We meander through the fair, manage to make it to the end without her purchasing anything else, and find ourselves standing at a weathered, but always present, memorial to Rachel Bachton. This is where it happened. Right here, by this lamppost, around which passersby have tied pink ribbons over the course of the twelve years that have passed since it happened. At the base of the post, the empathetic people of this world have placed now-ratty and rain-soaked and sun-dried teddy bears and withered flowers. Pictures of her frozen in time, some in frames on the ground, some bolted to the post, stare me in the face. Pleading for resolution. Praying for answers.

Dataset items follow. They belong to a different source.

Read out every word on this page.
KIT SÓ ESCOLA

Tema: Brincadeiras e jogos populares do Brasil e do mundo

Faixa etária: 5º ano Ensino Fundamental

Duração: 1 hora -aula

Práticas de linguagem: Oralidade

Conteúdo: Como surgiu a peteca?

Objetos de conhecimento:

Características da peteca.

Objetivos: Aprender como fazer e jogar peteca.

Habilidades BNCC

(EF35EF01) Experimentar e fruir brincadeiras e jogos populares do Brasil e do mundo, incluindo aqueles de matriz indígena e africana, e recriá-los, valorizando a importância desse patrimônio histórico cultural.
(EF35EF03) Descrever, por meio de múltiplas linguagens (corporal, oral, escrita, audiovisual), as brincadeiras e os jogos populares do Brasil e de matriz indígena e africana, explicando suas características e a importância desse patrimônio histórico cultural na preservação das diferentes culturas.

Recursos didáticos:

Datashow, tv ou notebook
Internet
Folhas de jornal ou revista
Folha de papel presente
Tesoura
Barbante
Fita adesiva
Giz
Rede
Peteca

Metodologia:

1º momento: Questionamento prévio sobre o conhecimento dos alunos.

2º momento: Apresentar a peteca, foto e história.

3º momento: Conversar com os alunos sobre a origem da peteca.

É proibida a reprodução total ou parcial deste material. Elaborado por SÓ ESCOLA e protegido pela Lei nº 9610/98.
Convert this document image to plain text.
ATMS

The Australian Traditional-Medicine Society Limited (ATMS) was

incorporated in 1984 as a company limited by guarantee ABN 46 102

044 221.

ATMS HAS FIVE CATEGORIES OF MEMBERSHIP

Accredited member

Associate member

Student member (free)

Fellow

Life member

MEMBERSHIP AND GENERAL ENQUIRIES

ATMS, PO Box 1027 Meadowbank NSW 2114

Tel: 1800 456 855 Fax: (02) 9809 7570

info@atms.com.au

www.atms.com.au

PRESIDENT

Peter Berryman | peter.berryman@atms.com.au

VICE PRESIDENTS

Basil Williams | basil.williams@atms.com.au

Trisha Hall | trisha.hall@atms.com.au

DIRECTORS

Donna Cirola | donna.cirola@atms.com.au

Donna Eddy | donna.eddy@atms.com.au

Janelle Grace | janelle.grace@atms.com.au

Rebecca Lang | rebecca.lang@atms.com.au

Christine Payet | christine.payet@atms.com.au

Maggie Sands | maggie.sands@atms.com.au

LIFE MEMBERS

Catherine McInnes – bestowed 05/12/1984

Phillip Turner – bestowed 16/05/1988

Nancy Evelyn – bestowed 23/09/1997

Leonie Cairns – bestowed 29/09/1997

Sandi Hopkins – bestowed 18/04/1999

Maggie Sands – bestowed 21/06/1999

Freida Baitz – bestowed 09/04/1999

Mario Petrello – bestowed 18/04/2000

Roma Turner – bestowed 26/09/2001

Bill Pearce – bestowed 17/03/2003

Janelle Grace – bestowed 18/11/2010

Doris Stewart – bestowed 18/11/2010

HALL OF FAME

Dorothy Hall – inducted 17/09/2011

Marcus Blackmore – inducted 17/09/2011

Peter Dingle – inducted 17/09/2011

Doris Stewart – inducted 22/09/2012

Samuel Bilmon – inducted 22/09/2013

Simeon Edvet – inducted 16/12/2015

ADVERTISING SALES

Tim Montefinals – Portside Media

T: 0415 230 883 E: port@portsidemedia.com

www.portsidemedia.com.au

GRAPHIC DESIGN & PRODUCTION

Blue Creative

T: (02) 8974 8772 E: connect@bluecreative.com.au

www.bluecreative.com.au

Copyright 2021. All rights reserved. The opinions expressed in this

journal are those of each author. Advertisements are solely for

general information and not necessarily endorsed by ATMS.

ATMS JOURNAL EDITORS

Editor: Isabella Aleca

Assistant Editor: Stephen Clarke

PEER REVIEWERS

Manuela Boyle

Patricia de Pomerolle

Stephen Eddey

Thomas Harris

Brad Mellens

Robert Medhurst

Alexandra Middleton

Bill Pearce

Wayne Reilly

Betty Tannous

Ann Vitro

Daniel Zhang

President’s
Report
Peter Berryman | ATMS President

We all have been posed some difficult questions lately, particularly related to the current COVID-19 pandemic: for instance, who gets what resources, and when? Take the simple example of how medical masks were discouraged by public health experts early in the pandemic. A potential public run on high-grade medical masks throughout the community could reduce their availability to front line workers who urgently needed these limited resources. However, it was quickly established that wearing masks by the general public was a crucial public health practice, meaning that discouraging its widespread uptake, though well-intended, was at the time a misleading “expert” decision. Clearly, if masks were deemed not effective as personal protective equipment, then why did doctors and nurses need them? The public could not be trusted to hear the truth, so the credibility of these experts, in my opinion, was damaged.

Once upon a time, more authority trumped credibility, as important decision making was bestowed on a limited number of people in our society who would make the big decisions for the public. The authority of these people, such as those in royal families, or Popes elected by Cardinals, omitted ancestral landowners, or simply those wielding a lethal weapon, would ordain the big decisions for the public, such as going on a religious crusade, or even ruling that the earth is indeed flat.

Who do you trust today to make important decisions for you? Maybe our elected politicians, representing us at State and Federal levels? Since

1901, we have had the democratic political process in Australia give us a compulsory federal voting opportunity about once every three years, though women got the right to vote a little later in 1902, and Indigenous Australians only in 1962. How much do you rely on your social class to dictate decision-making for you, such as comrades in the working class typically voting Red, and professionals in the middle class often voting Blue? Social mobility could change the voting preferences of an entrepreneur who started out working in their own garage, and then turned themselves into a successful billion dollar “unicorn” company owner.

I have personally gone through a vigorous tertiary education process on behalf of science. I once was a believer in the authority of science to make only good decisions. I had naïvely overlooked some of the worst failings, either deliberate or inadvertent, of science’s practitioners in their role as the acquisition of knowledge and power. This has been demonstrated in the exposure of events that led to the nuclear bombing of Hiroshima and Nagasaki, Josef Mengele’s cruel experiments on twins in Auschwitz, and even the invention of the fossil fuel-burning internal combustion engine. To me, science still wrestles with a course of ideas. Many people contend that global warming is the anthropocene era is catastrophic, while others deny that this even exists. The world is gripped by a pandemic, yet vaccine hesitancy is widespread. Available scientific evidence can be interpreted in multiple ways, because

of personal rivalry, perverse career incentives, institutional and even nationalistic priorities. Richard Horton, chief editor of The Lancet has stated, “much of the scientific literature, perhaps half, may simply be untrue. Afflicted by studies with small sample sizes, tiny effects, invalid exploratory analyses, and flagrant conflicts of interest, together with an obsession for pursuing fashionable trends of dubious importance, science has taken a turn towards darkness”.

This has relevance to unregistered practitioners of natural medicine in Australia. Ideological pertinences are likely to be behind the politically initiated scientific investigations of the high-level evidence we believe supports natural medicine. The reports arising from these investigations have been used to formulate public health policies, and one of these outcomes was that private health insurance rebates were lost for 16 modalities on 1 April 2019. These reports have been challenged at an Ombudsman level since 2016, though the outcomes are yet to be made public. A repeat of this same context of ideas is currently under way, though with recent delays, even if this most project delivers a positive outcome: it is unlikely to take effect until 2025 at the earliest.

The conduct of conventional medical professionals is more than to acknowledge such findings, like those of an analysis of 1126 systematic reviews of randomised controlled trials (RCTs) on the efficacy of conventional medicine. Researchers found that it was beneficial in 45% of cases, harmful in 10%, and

No one will ever throw any of this stuff away, I suspect, until she’s found. And maybe not even then. God, it’s been such a long time!

I don’t want to think about the things that might have happened to her.

We stand there, with the lake stretching out before us.

“Nothing’s familiar,” she says. “If I was ever here, I don’t remember it.”

I feel my eyes prick with tears. I wish I’d known Rachel Bachton. “I wish I’d been here that day,” I say.

“Why?” She tucks a wild curl behind her ear. “What could you have done?”

“Nothing.” I know it’s true. I was only four years old at the time. “But as crazy as it sounds, I wish I knew something. Something that could help save her. If not then, now.”

“Maybe that’s how Savannah feels, too.”

I don’t know if Chatham reaches for my hand, or if I grasp hers, but the moment my fingers close around hers, it doesn’t matter that I wasn’t here that day and couldn’t possibly make a difference, that I’m probably stuck in Sugar Creek until my bones disintegrate, that I’m maybe a guy his own mother hates.

She faces the breeze tumbling in off the lake. Whitecaps today.

“You know,” she says, “I don’t think I’ve ever been here before.”

And even though I’ve been here a million times, I know exactly how she feels.

Because I don’t know if I’ve ever felt the way I feel around her, and it makes this place feel completely new and unfamiliar.